The Aluminum Melting Flux is usually a mixture of alkali metal and alkaline earth metal chlorides or fluorides or both. It can separate the various oxides from the molten aluminum metal.
Aluminum Melting Flux is mainly blends of chloride and fluoride salts with additives to instill special properties.
Most fluxes are based on a mixture of KCl and NaCl, which forms a low-temperature (665°C) eutectic.
Another common ingredient in fluxes is NaF, which forms a ternary eutectic with KCl and NaCl with a melting point of 607°C.

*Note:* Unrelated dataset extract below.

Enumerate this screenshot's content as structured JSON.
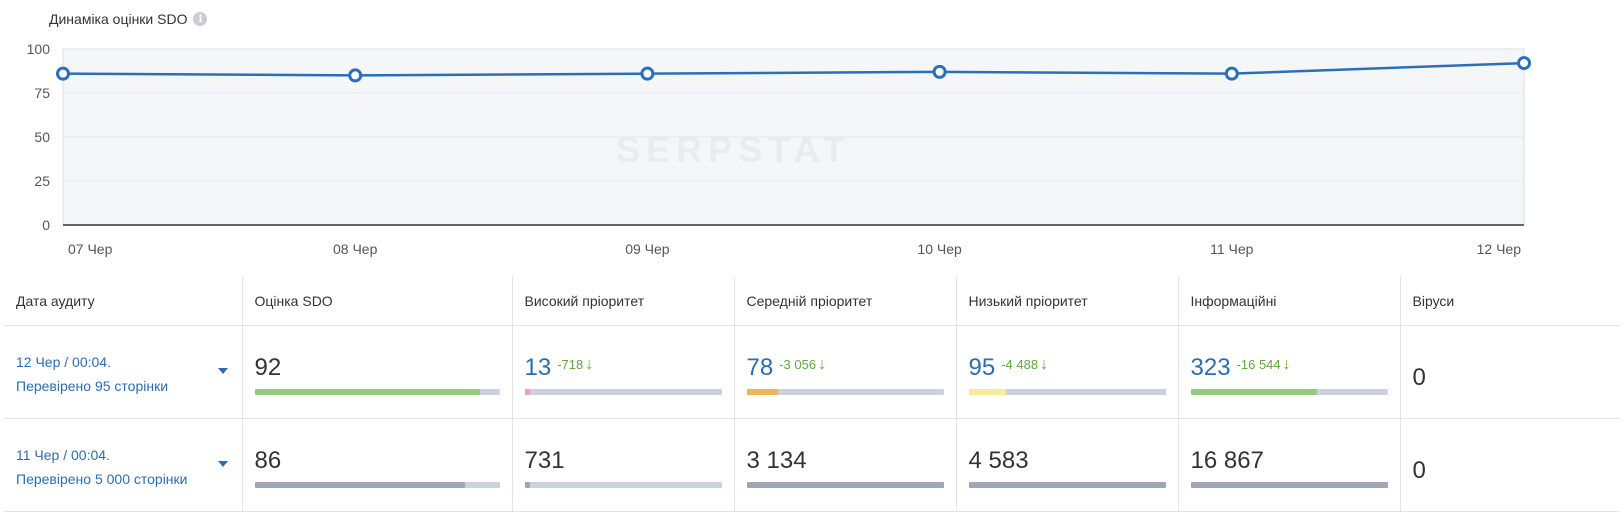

Suitable flux mixtures include the following:
40 to 50% KCl, 50 to 60% Mg2 Cl
40 to 50% NaCl, 45 to 55% KCl, 5% cryolite
40 to 50% NaCl, 45 to 55% KCl, 5% potassium aluminum fluoride
Generally, in metallurgy, a flux is used to remove impurities by creating a “slag” which floats on the surface of the liquid metal and which contains the impurities. The slag can be removed by skimming it from the surface of the metal, or by draining the vessel of liquid metal and leaving the slag behind to be dumped in a different container.

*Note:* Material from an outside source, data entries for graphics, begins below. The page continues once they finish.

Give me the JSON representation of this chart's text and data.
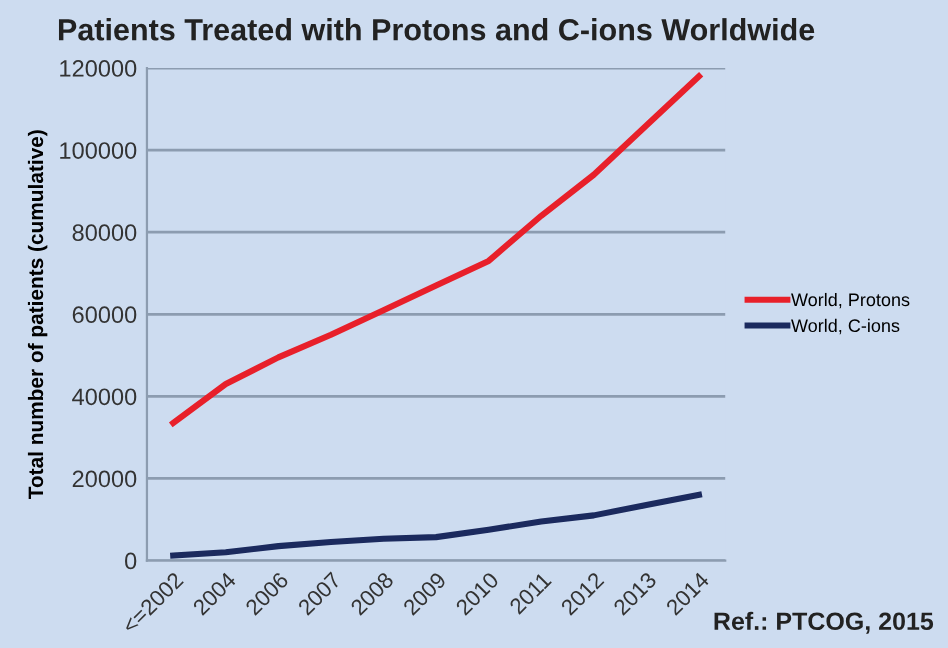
{
  "chart_data": {
    "type": "line",
    "title": "Patients Treated with Protons and C-ions Worldwide",
    "ylabel": "Total number of patients (cumulative)",
    "categories": [
      "<=2002",
      "2004",
      "2006",
      "2007",
      "2008",
      "2009",
      "2010",
      "2011",
      "2012",
      "2013",
      "2014"
    ],
    "series": [
      {
        "name": "World, Protons",
        "color": "#e8202a",
        "values": [
          33500,
          43000,
          49500,
          55000,
          61000,
          67000,
          73000,
          84000,
          94000,
          106000,
          118000
        ]
      },
      {
        "name": "World, C-ions",
        "color": "#1b2a5e",
        "values": [
          1200,
          2000,
          3500,
          4500,
          5300,
          5700,
          7500,
          9500,
          11000,
          13500,
          16000
        ]
      }
    ],
    "ylim": [
      0,
      120000
    ],
    "yticks": [
      0,
      20000,
      40000,
      60000,
      80000,
      100000,
      120000
    ],
    "grid": "y",
    "legend": "right",
    "marker": "none",
    "line_style": "solid",
    "annotations": [
      "Ref.: PTCOG, 2015"
    ]
  }
}
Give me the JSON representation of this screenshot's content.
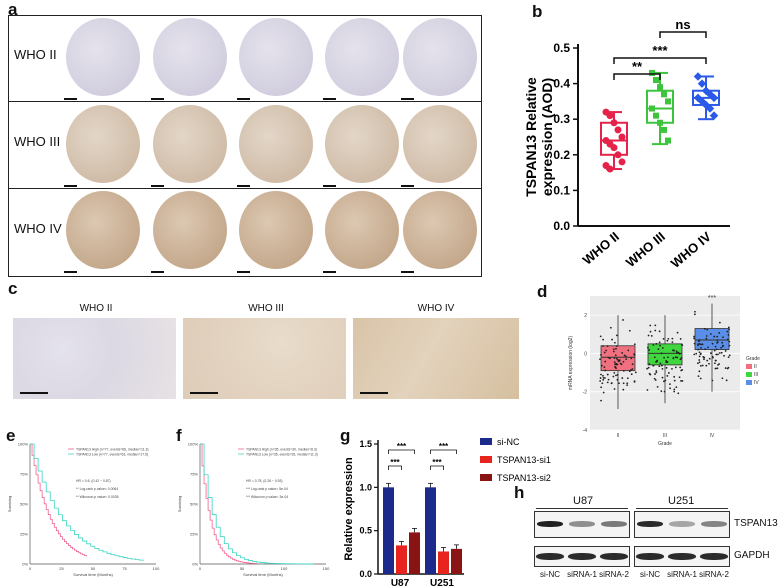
{
  "panel_a": {
    "letter": "a",
    "rows": [
      "WHO II",
      "WHO III",
      "WHO IV"
    ]
  },
  "panel_b": {
    "letter": "b",
    "chart_data": {
      "type": "box",
      "categories": [
        "WHO II",
        "WHO III",
        "WHO IV"
      ],
      "ylabel": "TSPAN13 Relative\nexpression (AOD)",
      "ylim": [
        0.0,
        0.5
      ],
      "yticks": [
        "0.0",
        "0.1",
        "0.2",
        "0.3",
        "0.4",
        "0.5"
      ],
      "colors": [
        "#e5234a",
        "#3cc43c",
        "#2b59e8"
      ],
      "boxes": [
        {
          "min": 0.16,
          "q1": 0.2,
          "median": 0.24,
          "q3": 0.29,
          "max": 0.32
        },
        {
          "min": 0.23,
          "q1": 0.29,
          "median": 0.33,
          "q3": 0.38,
          "max": 0.43
        },
        {
          "min": 0.3,
          "q1": 0.34,
          "median": 0.36,
          "q3": 0.38,
          "max": 0.42
        }
      ],
      "points": [
        [
          0.32,
          0.31,
          0.29,
          0.27,
          0.25,
          0.24,
          0.23,
          0.22,
          0.2,
          0.18,
          0.17,
          0.16
        ],
        [
          0.43,
          0.41,
          0.39,
          0.37,
          0.35,
          0.33,
          0.31,
          0.29,
          0.27,
          0.24
        ],
        [
          0.42,
          0.4,
          0.38,
          0.37,
          0.36,
          0.36,
          0.35,
          0.34,
          0.33,
          0.31
        ]
      ],
      "comparisons": [
        {
          "from": 0,
          "to": 1,
          "label": "**"
        },
        {
          "from": 0,
          "to": 2,
          "label": "***"
        },
        {
          "from": 1,
          "to": 2,
          "label": "ns"
        }
      ]
    }
  },
  "panel_c": {
    "letter": "c",
    "titles": [
      "WHO II",
      "WHO III",
      "WHO IV"
    ]
  },
  "panel_d": {
    "letter": "d",
    "chart_data": {
      "type": "box",
      "categories": [
        "II",
        "III",
        "IV"
      ],
      "xlabel": "Grade",
      "ylabel": "mRNA expression (log2)",
      "ylim": [
        -4,
        3
      ],
      "yticks": [
        "-4",
        "-2",
        "0",
        "2"
      ],
      "annotation": "***",
      "legend": {
        "title": "Grade",
        "items": [
          "II",
          "III",
          "IV"
        ]
      },
      "colors": [
        "#f0707f",
        "#3fd63f",
        "#5b8ee8"
      ],
      "boxes": [
        {
          "min": -2.9,
          "q1": -0.9,
          "median": -0.2,
          "q3": 0.4,
          "max": 2.0
        },
        {
          "min": -2.6,
          "q1": -0.6,
          "median": 0.0,
          "q3": 0.5,
          "max": 2.0
        },
        {
          "min": -2.0,
          "q1": 0.2,
          "median": 0.7,
          "q3": 1.3,
          "max": 2.6
        }
      ]
    }
  },
  "panel_e": {
    "letter": "e",
    "legend": [
      "TSPAN13 High (n=77, events=66, median=11.3)",
      "TSPAN13 Low (n=77, events=63, median=17.5)"
    ],
    "stats": [
      "HR = 0.6, (0.42 ~ 0.87)",
      "** Log-rank p value= 0.0064",
      "** Wilcoxon p value= 0.0035"
    ],
    "ylabel": "Surviving",
    "xlabel": "Survival time (Months)",
    "yticks": [
      "100%",
      "75%",
      "50%",
      "25%",
      "0%"
    ],
    "xticks": [
      "0",
      "25",
      "50",
      "75",
      "100"
    ]
  },
  "panel_f": {
    "letter": "f",
    "legend": [
      "TSPAN13 High (n=35, events=30, median=8.3)",
      "TSPAN13 Low (n=35, events=26, median=11.3)"
    ],
    "stats": [
      "HR = 0.78, (0.26 ~ 0.93)",
      "*** Log-rank p value= 5e-04",
      "*** Wilcoxon p value= 3e-04"
    ],
    "ylabel": "Surviving",
    "xlabel": "Survival time (Months)",
    "yticks": [
      "100%",
      "75%",
      "50%",
      "25%",
      "0%"
    ],
    "xticks": [
      "0",
      "50",
      "100",
      "150"
    ]
  },
  "panel_g": {
    "letter": "g",
    "chart_data": {
      "type": "bar",
      "categories": [
        "U87",
        "U251"
      ],
      "ylabel": "Relative expression",
      "ylim": [
        0.0,
        1.5
      ],
      "yticks": [
        "0.0",
        "0.5",
        "1.0",
        "1.5"
      ],
      "series": [
        {
          "name": "si-NC",
          "color": "#1c2a8c",
          "values": [
            1.0,
            1.0
          ]
        },
        {
          "name": "TSPAN13-si1",
          "color": "#e8241f",
          "values": [
            0.33,
            0.26
          ]
        },
        {
          "name": "TSPAN13-si2",
          "color": "#8a1414",
          "values": [
            0.48,
            0.29
          ]
        }
      ],
      "significance": "***"
    }
  },
  "panel_h": {
    "letter": "h",
    "groups": [
      "U87",
      "U251"
    ],
    "proteins": [
      "TSPAN13",
      "GAPDH"
    ],
    "lanes": [
      "si-NC",
      "siRNA-1",
      "siRNA-2",
      "si-NC",
      "siRNA-1",
      "siRNA-2"
    ]
  }
}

Fluxes for aluminum casting are usually added during the melting, holding or degassing of aluminium to furnaces, crucibles, ladles, or other aluminium vessels. Flux raw-material quality, addition method and product form can all affect efficiency. A flux recipe varies depending on its purpose and other process variables, such as alloy and temperature.
The amount of aluminum melting flux employed is effective, which is readily determined by observing the desired results. This amount varies with the size and nature of the aluminum pieces, their surface contamination, their composition, and other factors.
For best results, the divided aluminum should be relatively free of water and oil before the flux is applied since these contaminants increase oxidation and diminish the beneficial effects of the flux. In addition, the aluminum particles preferably should be at a relatively low temperature, not over 500° F., when the flux is applied so as to further minimize oxidation while heating the particles.